All's explosive with us really, Admiral Drake--spring, the brutal summer, frost, October, February in Dakota with fifty-one below, spring floods, two hundred drowning along Ohio bottoms, in Missouri, in New England, all through Pennsylvania, Maryland, and Tennessee. Spring shot at us overnight, and everything with us is vast, explosive, floodlike. A few hundred dead in floods, a hundred in a wave of heat, twelve thousand in a year by murder, thirty thousand with the motor-car--it all means nothing here. Floods like this would drown out France; death like this would plunge England in black mourning; but in America a few thousand C. Greens more or less, drowned, murdered, killed by motor-cars, or dead by jumping out of windows on their heads--well, it just means nothing to us--the next flood, or next week's crop of death and killings, wash it out. We do things on a large scale, Admiral Drake.
The tar-smell in the streets now, children shouting, and the smell o
f earth; the sky shell-blue and faultless, a sapphire sparkle everywhere; and in the air the brave stick-candy whippings of a flag. C. Green thinks of the baseball games, the raw-hide arm of Lefty Grove, the resilient crack of ashwood on the horsehide ball, the waiting pockets of the well-oiled mitts, the warm smell of the bleachers, the shouted gibes of shirt-sleeved men, the sprawl and monotone of inning after inning. (Baseball's a dull game, really; that's the reason that it is so good. We do not love the game so much as we love the sprawl and drowse and shirt-sleeved apathy of it.) On Saturday afternoon, C. Green goes out to the ball park and sits there in the crowd, awaiting the sudden sharpness and the yell of crisis. Then the game ends and the crowd flows out across the green turf of the playing-field. Sunday, Green spends the day out in the country in his flivver, with a girl.
Then summer comes again, heat-blazing summer, humid, murked with mist, sky-glazed with brutal weariness--and C. Green mops his face and sweats and says: "Jesus! Will it never end?"
This, then, is C. Green "thirty-five years old"--"unidentified"--and an American. In what way an American? In what way different from the men you knew, old Drake?

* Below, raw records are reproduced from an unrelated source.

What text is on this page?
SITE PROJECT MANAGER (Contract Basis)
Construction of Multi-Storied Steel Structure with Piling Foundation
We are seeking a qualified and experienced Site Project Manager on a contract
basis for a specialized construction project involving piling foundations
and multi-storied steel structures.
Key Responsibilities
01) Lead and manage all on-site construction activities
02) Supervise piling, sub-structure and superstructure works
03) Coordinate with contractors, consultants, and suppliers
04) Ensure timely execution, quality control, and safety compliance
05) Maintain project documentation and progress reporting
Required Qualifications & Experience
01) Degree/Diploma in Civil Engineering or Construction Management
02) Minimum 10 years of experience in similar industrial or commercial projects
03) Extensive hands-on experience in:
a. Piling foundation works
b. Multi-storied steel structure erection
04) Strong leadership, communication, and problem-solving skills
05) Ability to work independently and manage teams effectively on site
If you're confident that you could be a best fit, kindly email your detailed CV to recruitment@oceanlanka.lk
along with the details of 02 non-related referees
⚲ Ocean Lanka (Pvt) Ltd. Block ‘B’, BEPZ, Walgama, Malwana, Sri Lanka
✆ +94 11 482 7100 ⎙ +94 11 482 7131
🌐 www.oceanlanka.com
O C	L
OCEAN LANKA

When the ships bore home again and Cape St. Vincent blazed in Spaniard's eye--or when old Drake was returning with his men, beating coastwise from strange seas abreast, past the Scilly Isles towards the slant of evening fields, chalk cliffs, the harbour's arms, the town's sweet cluster and the spire--where was Green?
When, in red-oak thickets at the break of day, coon-skinned, the huntsmen of the wilderness lay for bear, heard arrows rattling in the laurel leaves, the bullets' whining plunk, and waited with cocked musket by the tree--where was Green?
Or when, with strong faces turning towards the setting sun, hawk-eyed and Indian-visaged men bore gun-stocks on the western trails and sternly heard the fierce war-whoops around the Painted Buttes--where, then, was Green?